Saturday 30 August 2014

Animata


Animata "is an open source real-time animation software, designed to create animations, interactive background projections for concerts, theatre and dance performances."

It is the closest thing out there to a real time version of After Effects' excellent Puppet Tool, and lets you create complex animations from 2D images. It works in much the same way, although is nowhere near as automatic. To create a puppet from a 2D image in Animata you have to manually create and rig the mesh yourself. This requires you to : 

1. Import the image you want and move/scale it to fit on the screen.
2. Draw a series of points around your model to be used as vertices for a mesh.
3. Auto-create a triangle mesh by grouping these vertices together.
4. Manually fix any errors made by the auto-triangulation
5. Add points where Joints will go
6. Create bones by connecting joints
6. Attach each bone to all the right vertices (so that the mesh moves with the bones nicely)
7. Adjust the weightings on the joints to create spring constraints
8. Move the joints around and test the meshes movement
9. Keep adjusting weightings, attachments, and skeleton structure until you get a natural looking motion

This would all be well and good, except Animata is missing a really rather crucial feature... 

AN UNDO FUNCTION!!! 

Trying to go through all these steps, where there are lots of irreversible ways to mess you model up (if you wiggle the wrong bone about by accident it can bunch up, and you have to go back to your last save) is a somewhat painful experience. You have to be extremely careful and methodical.

It took some time, but after a bit of tinkering I figured out a system that worked, and was able to create some rigged meshes for a few different toy hacks : 


A triangle mesh created for this BeaverWhale (or maybe it's a WhaleBeaver?)

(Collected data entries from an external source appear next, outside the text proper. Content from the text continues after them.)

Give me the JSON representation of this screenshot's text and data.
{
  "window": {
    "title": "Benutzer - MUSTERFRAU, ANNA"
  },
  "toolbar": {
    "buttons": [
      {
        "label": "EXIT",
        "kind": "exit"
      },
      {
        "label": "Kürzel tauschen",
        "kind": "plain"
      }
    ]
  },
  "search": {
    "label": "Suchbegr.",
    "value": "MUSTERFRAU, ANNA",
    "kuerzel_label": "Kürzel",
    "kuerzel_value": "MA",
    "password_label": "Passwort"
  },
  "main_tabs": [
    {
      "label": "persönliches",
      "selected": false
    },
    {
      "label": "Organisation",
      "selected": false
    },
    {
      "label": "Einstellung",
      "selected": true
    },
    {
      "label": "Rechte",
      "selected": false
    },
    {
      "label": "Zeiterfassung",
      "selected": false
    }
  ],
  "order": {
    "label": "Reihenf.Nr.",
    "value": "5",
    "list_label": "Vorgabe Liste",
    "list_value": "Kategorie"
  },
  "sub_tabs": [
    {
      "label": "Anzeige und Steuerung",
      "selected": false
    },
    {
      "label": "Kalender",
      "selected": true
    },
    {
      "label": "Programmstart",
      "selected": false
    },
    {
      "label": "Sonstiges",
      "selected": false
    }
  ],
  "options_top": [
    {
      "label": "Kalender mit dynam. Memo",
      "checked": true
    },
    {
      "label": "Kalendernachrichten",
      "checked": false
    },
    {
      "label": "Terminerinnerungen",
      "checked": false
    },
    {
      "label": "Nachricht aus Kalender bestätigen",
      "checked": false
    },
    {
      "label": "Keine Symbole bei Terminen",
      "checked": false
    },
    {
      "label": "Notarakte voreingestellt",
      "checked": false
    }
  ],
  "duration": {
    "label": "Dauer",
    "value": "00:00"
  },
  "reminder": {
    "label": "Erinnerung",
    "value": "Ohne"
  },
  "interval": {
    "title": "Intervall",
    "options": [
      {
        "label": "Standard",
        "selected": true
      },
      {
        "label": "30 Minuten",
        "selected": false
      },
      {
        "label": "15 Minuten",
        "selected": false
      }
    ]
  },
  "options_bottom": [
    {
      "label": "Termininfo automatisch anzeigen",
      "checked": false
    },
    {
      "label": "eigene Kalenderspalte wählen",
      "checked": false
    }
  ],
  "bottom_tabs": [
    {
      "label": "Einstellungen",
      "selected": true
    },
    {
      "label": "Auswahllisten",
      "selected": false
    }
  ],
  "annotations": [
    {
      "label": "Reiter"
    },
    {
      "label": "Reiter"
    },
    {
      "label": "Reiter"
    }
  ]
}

And one created for this (slightly menacing) box with the arms of a baby
The baby with the skeleton in place.
In this picture, I am attaching vertices to the bone in the hand on the right
A fully rigged puppet, with the darker bones acting as springs to constrain the motion/

Once you have created these meshes, you can give the joints names, and then control them by sending them OSC messages. (OSC is a super handy messaging protocol for sending information between programs. Basically MIDI for programmers)

Now for the fun part - To manipulate them in realtime! There are a number of ways to get motion tracking data into the right format of OSC message, but my preferred tool of choice was TouchDesigner. I created a custom patch to read in information from a Leap Motion hand tracking controller, and remap it into the right ranges, and message formats to control the puppets appropriately. I designed the patch to make it extremely quick and easy to tweak the ranges and change the names of the control messages.

TouchDesigner patch to contol Animata with a Leap Motion controller

The only model I successfully got to move in a vaguely natural way

It is very much a trial and error process, but some of the results were really quite impressive, and when you get it right it is super fun to play with. Unfortunately, as it is homebrew software developed by a very small team it is just not quite stable enough to use for a serious project. It has an incredibly annoying habit of incorrectly resizing your output display to be either way too big or way too small, and there are a lot of ways to mess up your project irreversibly, forcing you to quit and reopen your last save. This is simply not workable for an installation context unfortunately, at least without heavy supervision, and frequent restarts.